We lingered until chill winds returned, driving us forward, into the jungle at spearpoint. The occasional forest gap gave us sharp reminders of our sweat drenched forms and how quickly we could go from hot, panting dogs to shivering wretches. We set up camp by another stream bank as the skies darkened and prepared dinner. Unfortunately a few horseflies thought they would invite themselves over and so I hid in my mosquito netted hammock as horseflies circled the the woe begotten guide. I empathized, though had nothing more to offer than a sympathetic smile as I settled into my bed awaiting the the nocturnal insects. The night provided only a few photographic opportunities, I was a little disappointed with the diversity found here compared to the lodge which had offered a much greater abundance.
My find of the evening is probably not what most people would have gotten excited about, however I had never witnessed it before. As I have mentioned before, catching a picture that tells a story of the life history of the animal or insect is what I strive for. And it is more difficult and rarer than one would think. Fortunately, I was able to witness and document one such example in the form of a grasshopper ovipositing its eggs.
Last of the night was a large hunting centipede (Scolopendra sp.). These can be quite large, up to a foot long in certain species. In fact in a certain Venezuelan cave, these monstrous centipedes will climb onto the cave walls and hang suspended from the ceiling. Here they wait. Their senses attuned to the slightest disturbance, they are remarkably well adapted to their environment. A faint rustle of wings perhaps the only indication that these predators share the cave with another animal, and then the centipede strikes. It grabs small flying animal, grappling with it for a second, wrapping its multitude of legs around it until there is no escape and then it burrows it fangs (modified front legs) into the animal and injects a mixture of paralytic venom and digestive enzymes. The bat flutters, a few dying beats of its wings before the centipede is free to feed. Despite the size discrepancy these meals last only a few days. Other Scolopendra may have equally intimidating prey such as frogs and lizards, small rodents and other insects.
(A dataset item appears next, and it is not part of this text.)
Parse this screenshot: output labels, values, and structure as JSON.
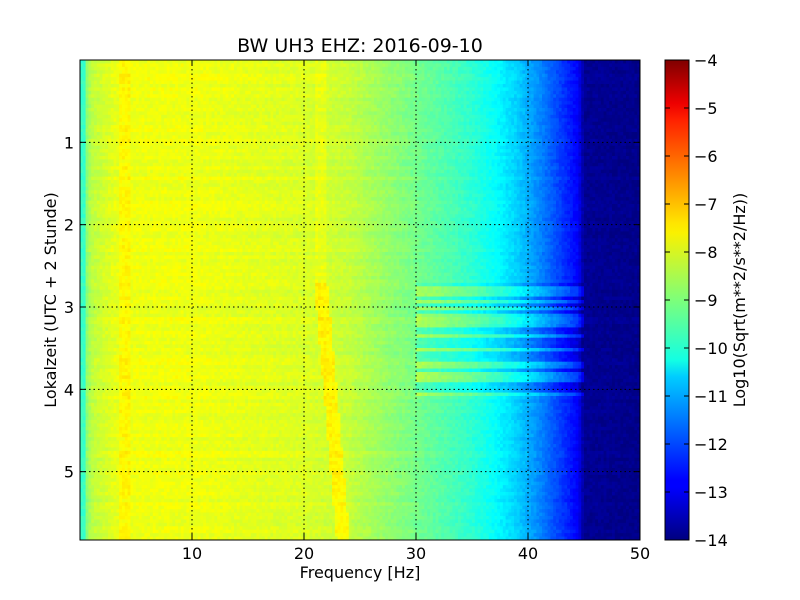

The following day we once again packed up and made it back to the lodge fairly quickly and without distractions. That following day we bid goodbye to the lodge and traveled several kilometers down the trail to a junction at a river. Leaving can often be bittersweet, new areas beckon, though the odd, amazing discovery at your past location begs further investigation and trumps all frustrations one may have had up to that point. A beautiful iridescent dung beetle discovered by my guide is a case in point. Though by this time my leg was aggravating me under the weight of my pack and it was time to make an executive decision, stay out the month as originally planned or else go back home. Having been diagnosed with cancer two years prior, having undergone chemotherapy and surgery, the nagging fear that cancer had returned chewed at my self confidence. Despite being hard headed when it came to enduring physical pain and sacrificing my health for adventure it was becoming something that I could no longer ignore. So, swinging in my hammock at night I pondered, go home or go on?